For presentation of individual 2D images and Z stacks, unmixed fluorophore channels were pseudo-colored and adjusted for visual presentation using FIJI (Schindelin et al., 2012). Three-dimensional renderings were produced using Imaris version 8.0 (Bitplane Inc.). Segmentation of images was performed in FIJI by applying a 3×3 median filter followed by thresholding using the “Auto Local Threshold” function with the Bernsen method, followed by a watershed function “Find Maxima” with output “Segmented Particles”; the output of “Segmented Particles” was copied onto the thresholded image using the Boolean operator “AND” to separate adjacent cells.
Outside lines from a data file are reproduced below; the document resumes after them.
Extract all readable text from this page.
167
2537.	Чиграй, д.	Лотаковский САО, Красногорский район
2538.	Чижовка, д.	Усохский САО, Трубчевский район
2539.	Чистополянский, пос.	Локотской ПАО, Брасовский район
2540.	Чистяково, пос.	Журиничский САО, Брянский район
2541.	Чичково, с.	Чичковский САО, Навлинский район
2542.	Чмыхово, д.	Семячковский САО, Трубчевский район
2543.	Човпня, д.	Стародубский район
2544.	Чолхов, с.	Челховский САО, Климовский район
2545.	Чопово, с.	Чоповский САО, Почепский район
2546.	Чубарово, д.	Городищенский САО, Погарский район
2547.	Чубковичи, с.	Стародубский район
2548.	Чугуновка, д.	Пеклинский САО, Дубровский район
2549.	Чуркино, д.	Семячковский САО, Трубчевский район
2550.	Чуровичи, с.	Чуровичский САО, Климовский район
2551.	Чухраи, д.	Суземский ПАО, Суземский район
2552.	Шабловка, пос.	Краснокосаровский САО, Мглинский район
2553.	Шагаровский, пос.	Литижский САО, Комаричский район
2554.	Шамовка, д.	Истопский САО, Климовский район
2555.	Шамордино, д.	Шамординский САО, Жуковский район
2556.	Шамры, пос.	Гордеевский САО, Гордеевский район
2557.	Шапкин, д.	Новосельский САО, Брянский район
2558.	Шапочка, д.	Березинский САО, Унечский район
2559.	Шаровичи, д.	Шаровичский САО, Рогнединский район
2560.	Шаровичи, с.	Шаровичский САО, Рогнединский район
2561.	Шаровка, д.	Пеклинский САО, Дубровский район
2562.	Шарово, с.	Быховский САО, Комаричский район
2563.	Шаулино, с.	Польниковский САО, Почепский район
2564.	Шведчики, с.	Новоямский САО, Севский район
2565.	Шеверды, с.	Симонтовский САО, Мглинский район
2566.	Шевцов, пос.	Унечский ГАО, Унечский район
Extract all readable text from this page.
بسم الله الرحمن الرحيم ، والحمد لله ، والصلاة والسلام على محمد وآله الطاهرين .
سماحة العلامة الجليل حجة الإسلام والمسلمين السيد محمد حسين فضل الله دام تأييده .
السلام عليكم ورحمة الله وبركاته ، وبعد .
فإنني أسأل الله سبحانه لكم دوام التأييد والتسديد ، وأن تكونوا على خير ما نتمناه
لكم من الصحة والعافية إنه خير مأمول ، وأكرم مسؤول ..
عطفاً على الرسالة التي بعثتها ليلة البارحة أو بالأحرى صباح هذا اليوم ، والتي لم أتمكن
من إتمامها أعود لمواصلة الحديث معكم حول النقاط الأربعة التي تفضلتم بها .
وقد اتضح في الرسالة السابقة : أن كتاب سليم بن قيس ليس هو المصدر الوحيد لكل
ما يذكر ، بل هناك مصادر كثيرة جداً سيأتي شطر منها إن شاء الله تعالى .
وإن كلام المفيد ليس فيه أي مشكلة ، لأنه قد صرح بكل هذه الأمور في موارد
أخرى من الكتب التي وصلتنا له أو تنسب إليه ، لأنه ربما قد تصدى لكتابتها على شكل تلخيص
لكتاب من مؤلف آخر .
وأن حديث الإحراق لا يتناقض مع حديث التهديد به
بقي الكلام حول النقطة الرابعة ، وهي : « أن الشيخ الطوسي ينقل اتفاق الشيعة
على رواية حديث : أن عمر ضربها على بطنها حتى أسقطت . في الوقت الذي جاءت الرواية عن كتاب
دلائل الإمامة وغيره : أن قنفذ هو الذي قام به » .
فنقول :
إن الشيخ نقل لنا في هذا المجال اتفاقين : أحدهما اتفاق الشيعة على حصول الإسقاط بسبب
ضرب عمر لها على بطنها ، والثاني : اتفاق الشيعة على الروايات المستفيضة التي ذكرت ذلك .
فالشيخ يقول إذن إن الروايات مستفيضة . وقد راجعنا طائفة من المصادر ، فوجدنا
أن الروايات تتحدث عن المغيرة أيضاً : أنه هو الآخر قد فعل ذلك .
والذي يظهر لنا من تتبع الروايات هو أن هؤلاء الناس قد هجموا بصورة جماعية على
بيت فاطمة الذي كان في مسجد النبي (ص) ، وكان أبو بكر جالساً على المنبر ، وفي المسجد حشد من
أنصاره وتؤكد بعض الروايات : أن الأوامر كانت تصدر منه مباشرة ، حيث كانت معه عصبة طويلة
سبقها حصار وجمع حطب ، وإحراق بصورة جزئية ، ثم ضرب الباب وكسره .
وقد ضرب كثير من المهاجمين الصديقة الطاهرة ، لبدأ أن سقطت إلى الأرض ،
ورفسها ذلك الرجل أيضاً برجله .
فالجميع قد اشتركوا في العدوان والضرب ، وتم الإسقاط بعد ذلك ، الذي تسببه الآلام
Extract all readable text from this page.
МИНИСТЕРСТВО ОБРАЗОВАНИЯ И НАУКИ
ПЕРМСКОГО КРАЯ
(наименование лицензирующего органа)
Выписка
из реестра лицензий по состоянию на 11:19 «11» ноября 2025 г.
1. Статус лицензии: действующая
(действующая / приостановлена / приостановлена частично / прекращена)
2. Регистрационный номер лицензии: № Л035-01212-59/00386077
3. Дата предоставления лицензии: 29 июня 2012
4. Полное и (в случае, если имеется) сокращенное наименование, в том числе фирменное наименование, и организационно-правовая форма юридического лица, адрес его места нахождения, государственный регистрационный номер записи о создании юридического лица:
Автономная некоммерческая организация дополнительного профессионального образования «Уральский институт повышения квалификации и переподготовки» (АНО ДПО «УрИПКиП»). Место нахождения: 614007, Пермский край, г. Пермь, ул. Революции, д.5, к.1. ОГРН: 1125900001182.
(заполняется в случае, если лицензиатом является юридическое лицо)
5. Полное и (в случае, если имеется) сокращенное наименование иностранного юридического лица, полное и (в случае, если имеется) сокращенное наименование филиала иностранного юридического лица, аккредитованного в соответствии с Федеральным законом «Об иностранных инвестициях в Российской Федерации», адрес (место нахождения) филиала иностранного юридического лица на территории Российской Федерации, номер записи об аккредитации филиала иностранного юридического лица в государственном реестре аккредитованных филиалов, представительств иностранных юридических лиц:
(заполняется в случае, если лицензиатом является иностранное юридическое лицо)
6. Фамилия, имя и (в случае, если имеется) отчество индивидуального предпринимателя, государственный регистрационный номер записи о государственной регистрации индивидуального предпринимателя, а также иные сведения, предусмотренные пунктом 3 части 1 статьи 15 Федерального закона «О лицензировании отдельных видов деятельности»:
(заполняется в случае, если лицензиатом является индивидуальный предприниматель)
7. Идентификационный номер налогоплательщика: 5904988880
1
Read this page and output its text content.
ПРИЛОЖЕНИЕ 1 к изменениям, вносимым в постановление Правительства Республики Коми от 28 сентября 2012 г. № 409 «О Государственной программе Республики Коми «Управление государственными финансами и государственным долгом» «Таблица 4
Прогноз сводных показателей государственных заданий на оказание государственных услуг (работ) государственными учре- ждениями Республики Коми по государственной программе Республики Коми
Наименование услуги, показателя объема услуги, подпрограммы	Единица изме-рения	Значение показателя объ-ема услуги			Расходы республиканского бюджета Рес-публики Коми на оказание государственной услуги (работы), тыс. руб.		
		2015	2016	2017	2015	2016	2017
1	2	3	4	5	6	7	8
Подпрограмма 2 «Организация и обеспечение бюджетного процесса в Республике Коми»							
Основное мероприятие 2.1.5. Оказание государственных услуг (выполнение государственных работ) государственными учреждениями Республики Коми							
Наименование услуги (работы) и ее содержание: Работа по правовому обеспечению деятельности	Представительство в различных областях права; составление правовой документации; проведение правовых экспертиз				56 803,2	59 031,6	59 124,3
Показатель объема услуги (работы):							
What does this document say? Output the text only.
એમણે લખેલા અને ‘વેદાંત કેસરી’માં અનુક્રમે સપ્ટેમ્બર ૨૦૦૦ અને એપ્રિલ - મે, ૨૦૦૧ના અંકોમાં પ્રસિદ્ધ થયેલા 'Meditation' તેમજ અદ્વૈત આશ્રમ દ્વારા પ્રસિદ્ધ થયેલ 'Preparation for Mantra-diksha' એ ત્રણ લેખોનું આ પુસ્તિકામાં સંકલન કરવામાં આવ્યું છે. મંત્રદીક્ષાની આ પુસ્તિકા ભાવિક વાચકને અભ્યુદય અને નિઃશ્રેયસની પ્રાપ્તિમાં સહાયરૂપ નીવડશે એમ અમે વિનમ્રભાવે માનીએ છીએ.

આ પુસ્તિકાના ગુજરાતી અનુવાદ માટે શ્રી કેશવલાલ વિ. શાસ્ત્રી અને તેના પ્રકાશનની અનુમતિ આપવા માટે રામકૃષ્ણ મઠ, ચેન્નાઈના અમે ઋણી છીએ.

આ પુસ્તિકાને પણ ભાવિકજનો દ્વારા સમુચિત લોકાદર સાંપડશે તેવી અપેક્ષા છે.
Objects smaller than bacterial cells (noise, dust, artifactual segmentation) were removed from the segmented image using a size filter with a 0.5 μm diameter threshold in the “Analyze Particles” function. Auto-correlation and cross-correlation analysis was carried out by 2D linear dipole analysis using the DAIME software package (Daims et al., 2006) to generate the output presented in Figures 5 and S5. The analysis was carried out using manually drawn biomass masks to minimize the possibility of spurious correlations resulting from unoccupied area surrounding the biomass. The mask included biomass from both microbial cells and epithelial cell core regions.

Principal component analysis for cell count data were carried out using Clustvis (Metsalu and Vilo, 2015).

DATA AND CODE AVAILABILITY

The datasets supporting the current study have not been deposited in a public repository because of large image file sizes, but they are available from the corresponding author on request.